Policies vs. technical controls for AI

Most organizations land on policy first. It is the lowest-cost intervention: write down what is and is not allowed, communicate it, and refer back to it during reviews. Policy is genuinely useful and this article is not an argument against it.

The argument is narrower: policy alone struggles when the tool being governed is faster than the workflow it replaces. AI is that kind of tool. A realistic AI control program pairs policy with technical controls that operate in the data path.

Why policies exist

Policies set expectations, support training, and document intent for auditors and reviewers. They define what "acceptable use" means for a given org and a given dataset. When an incident happens, the policy is what an investigation is measured against. Without a policy, every decision is ad-hoc.

Why policy alone struggles

Three reasons that come up consistently:

• Policies are not in the request path. They cannot stop a prompt that is already in flight.
• The people writing prompts are usually not the people writing the policy, and they read it once.
• AI tools make work materially faster. People will use them, on a deadline, with whatever data is in front of them.

None of this is moral failure. It is a predictable consequence of the tools getting better.

Human behavior and AI

Studies and incident reports converge on the same pattern: sensitive data shows up in prompts even when policy explicitly forbids it. It is not that people are ignoring the policy on purpose; it is that the friction of compliance — "rewrite this, anonymize that" — competes with the friction of shipping. We cover the behavior in more depth in Why employees paste sensitive data into ChatGPT.
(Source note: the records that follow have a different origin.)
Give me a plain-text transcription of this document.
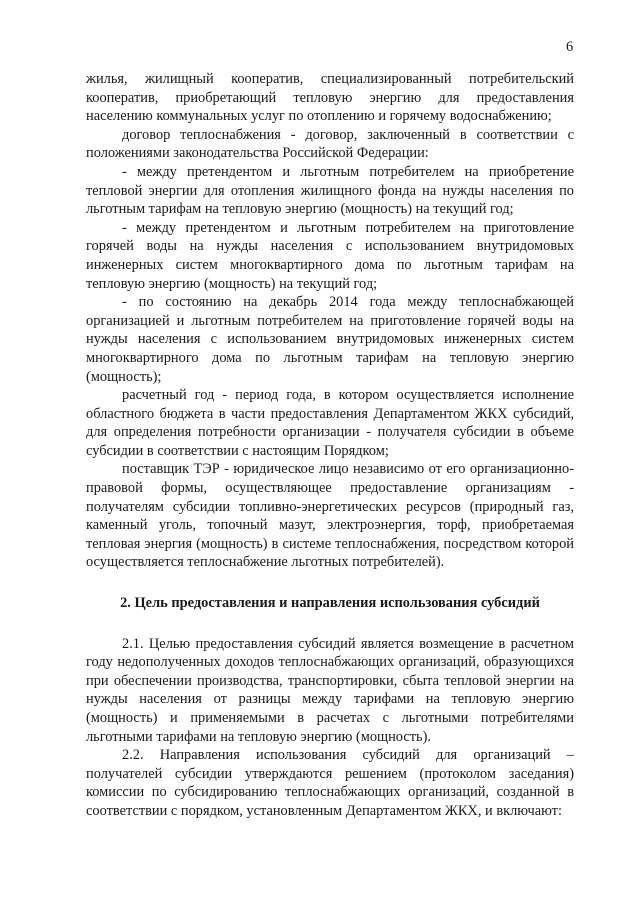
6

жилья, жилищный кооператив, специализированный потребительский кооператив, приобретающий тепловую энергию для предоставления населению коммунальных услуг по отоплению и горячему водоснабжению;

договор теплоснабжения - договор, заключенный в соответствии с положениями законодательства Российской Федерации:

- между претендентом и льготным потребителем на приобретение тепловой энергии для отопления жилищного фонда на нужды населения по льготным тарифам на тепловую энергию (мощность) на текущий год;

- между претендентом и льготным потребителем на приготовление горячей воды на нужды населения с использованием внутридомовых инженерных систем многоквартирного дома по льготным тарифам на тепловую энергию (мощность) на текущий год;

- по состоянию на декабрь 2014 года между теплоснабжающей организацией и льготным потребителем на приготовление горячей воды на нужды населения с использованием внутридомовых инженерных систем многоквартирного дома по льготным тарифам на тепловую энергию (мощность);

расчетный год - период года, в котором осуществляется исполнение областного бюджета в части предоставления Департаментом ЖКХ субсидий, для определения потребности организации - получателя субсидии в объеме субсидии в соответствии с настоящим Порядком;

поставщик ТЭР - юридическое лицо независимо от его организационно-правовой формы, осуществляющее предоставление организациям - получателям субсидии топливно-энергетических ресурсов (природный газ, каменный уголь, топочный мазут, электроэнергия, торф, приобретаемая тепловая энергия (мощность) в системе теплоснабжения, посредством которой осуществляется теплоснабжение льготных потребителей).

2. Цель предоставления и направления использования субсидий

2.1. Целью предоставления субсидий является возмещение в расчетном году недополученных доходов теплоснабжающих организаций, образующихся при обеспечении производства, транспортировки, сбыта тепловой энергии на нужды населения от разницы между тарифами на тепловую энергию (мощность) и применяемыми в расчетах с льготными потребителями льготными тарифами на тепловую энергию (мощность).

2.2. Направления использования субсидий для организаций – получателей субсидии утверждаются решением (протоколом заседания) комиссии по субсидированию теплоснабжающих организаций, созданной в соответствии с порядком, установленным Департаментом ЖКХ, и включают:
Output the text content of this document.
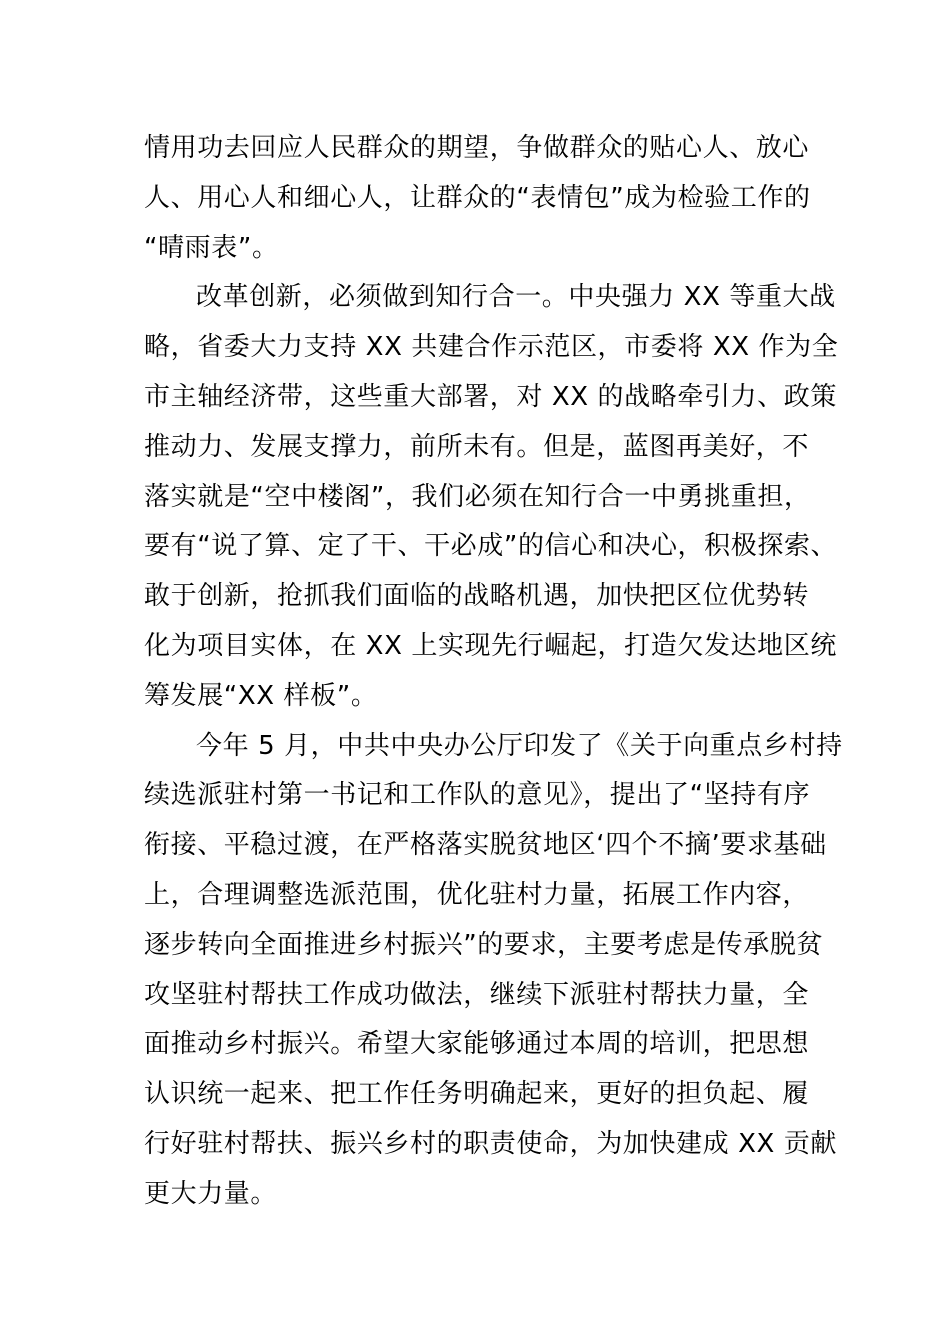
情用功去回应人民群众的期望，争做群众的贴心人、放心
人、用心人和细心人，让群众的“表情包”成为检验工作的
“晴雨表”。
改革创新，必须做到知行合一。中央强力 XX 等重大战
略，省委大力支持 XX 共建合作示范区，市委将 XX 作为全
市主轴经济带，这些重大部署，对 XX 的战略牵引力、政策
推动力、发展支撑力，前所未有。但是，蓝图再美好，不
落实就是“空中楼阁”，我们必须在知行合一中勇挑重担，
要有“说了算、定了干、干必成”的信心和决心，积极探索、
敢于创新，抢抓我们面临的战略机遇，加快把区位优势转
化为项目实体，在 XX 上实现先行崛起，打造欠发达地区统
筹发展“XX 样板”。
今年 5 月，中共中央办公厅印发了《关于向重点乡村持
续选派驻村第一书记和工作队的意见》，提出了“坚持有序
衔接、平稳过渡，在严格落实脱贫地区‘四个不摘’要求基础
上，合理调整选派范围，优化驻村力量，拓展工作内容，
逐步转向全面推进乡村振兴”的要求，主要考虑是传承脱贫
攻坚驻村帮扶工作成功做法，继续下派驻村帮扶力量，全
面推动乡村振兴。希望大家能够通过本周的培训，把思想
认识统一起来、把工作任务明确起来，更好的担负起、履
行好驻村帮扶、振兴乡村的职责使命，为加快建成 XX 贡献
更大力量。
Categories of technical controls

A short, neutral list of what teams actually deploy:

• Self-hosted models. The data does not leave a controlled environment. Strongest privacy posture; highest operational cost. See Managed vs. self-hosted LLMs.
• Prompt masking and redaction. Detect supported sensitive values in the prompt and replace them — with deterministic placeholders (masking) or with empty markers (redaction). See PII redaction vs. PII masking.
• BYOK. The provider relationship — contract, key, billing — stays inside the org. Useful regardless of which other controls are in place. See BYOK for privacy-sensitive AI.
• Access controls. Which services and which users can reach which providers. Often enforced at a gateway.
• Governance systems. Catalogs, approvals, decision records. These are not in the request path either, but they make the policy operational rather than aspirational.
• Provider-side controls. Account-level retention settings, region restrictions, training opt-outs. Useful, and worth verifying — but they are a layer you do not fully own.

Layered AI controls

No single control is sufficient. A realistic stack looks something like: policy and training at the top; upstream data minimization in the application; a gateway that masks and enforces retention; BYOK; allow-listed models; structural observability. The layers compensate for each other's gaps.

Where Privian fits

Privian is one layer: a privacy-first LLM gateway that operates in the data path between the application and the model provider. It masks supported sensitive values before they leave, supports BYOK end-to-end, and persists structural metrics rather than raw bodies. The reference for what is and is not retained lives on /data-path.

Honest limitations

Masking only catches values its detector recognizes; the detector is improved over time but is not omniscient. A gateway only protects prompts that route through it. None of this replaces policy or training; it makes them enforceable in the cases the detector covers.